Market Fiyatlarında Marul Zirvede
Eylül ayında markette fiyatı en çok artan ürün marul oldu. %65,1 oranındaki artışla zirveye yerleşen marulu, %54 ile sivri biber, %38,8 ile kabak, %37,7 ile patates ve %20,1 ile yeşil soğan izledi. Fiyatı en çok düşen ürün ise %42,7 gerilemeyle limon oldu. Limonu sırasıyla havuç, yeşil fasulye, tavuk eti ve toz şeker takip etti. Bu durum, mevsimsel arz artışı ve tüketim talebindeki değişimlerle bağlantılı olarak değerlendiriliyor.

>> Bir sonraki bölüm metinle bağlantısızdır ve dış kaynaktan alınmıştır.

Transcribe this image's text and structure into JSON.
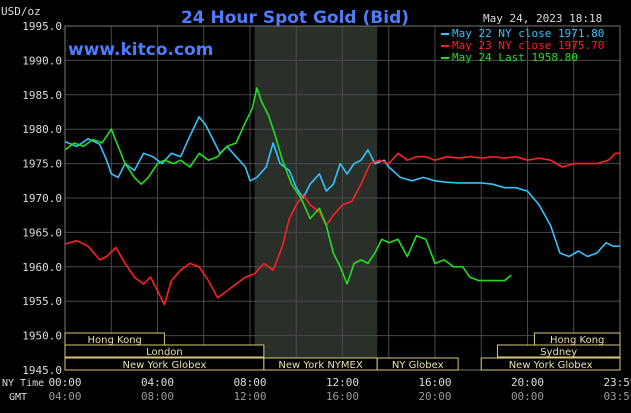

Üretici Fiyatlarında Fındık İlk Sırada
Üretici bazında fiyat artışlarında ilk sırayı fındık aldı. %73,7’lik yükselişle dikkat çeken fındığı, %70,1 ile sivri biber, %35,8 ile kabak, %33 ile marul ve %29,4 ile kuru incir izledi. Buna karşılık, en fazla düşüş yaşayan ürün %26,9 ile limon oldu. Ayrıca yeşil fasulye, kuru fasulye, maydanoz, patates ve nohut da üretici fiyatlarında gerileyen ürünler arasında yer aldı.
Eylül ayına dair veriler, tarım sektöründe hem girdi maliyetlerinde hem de ürün fiyatlarında belirgin dalgalanmalar olduğunu gösteriyor.
Gübre ve mazot gibi temel girdilerdeki artışlar, üreticinin üretim maliyetlerini artırırken; üretici ile market arasındaki yüksek fiyat farkı ise tüketicinin cebini yakıyor.
Şemsi Bayraktar’ın da altını çizdiği gibi, çiftçinin sürdürülebilir üretim yapabilmesi için girdi maliyetlerinin kontrol altına alınması, üretici–tüketici arasındaki zincirin kısaltılması ve piyasalarda istikrarın sağlanması gerekiyor.
Aksi halde hem üretici zarar etmeye devam edecek hem de tüketici gıda fiyatlarındaki dalgalanmalardan olumsuz etkilenecek.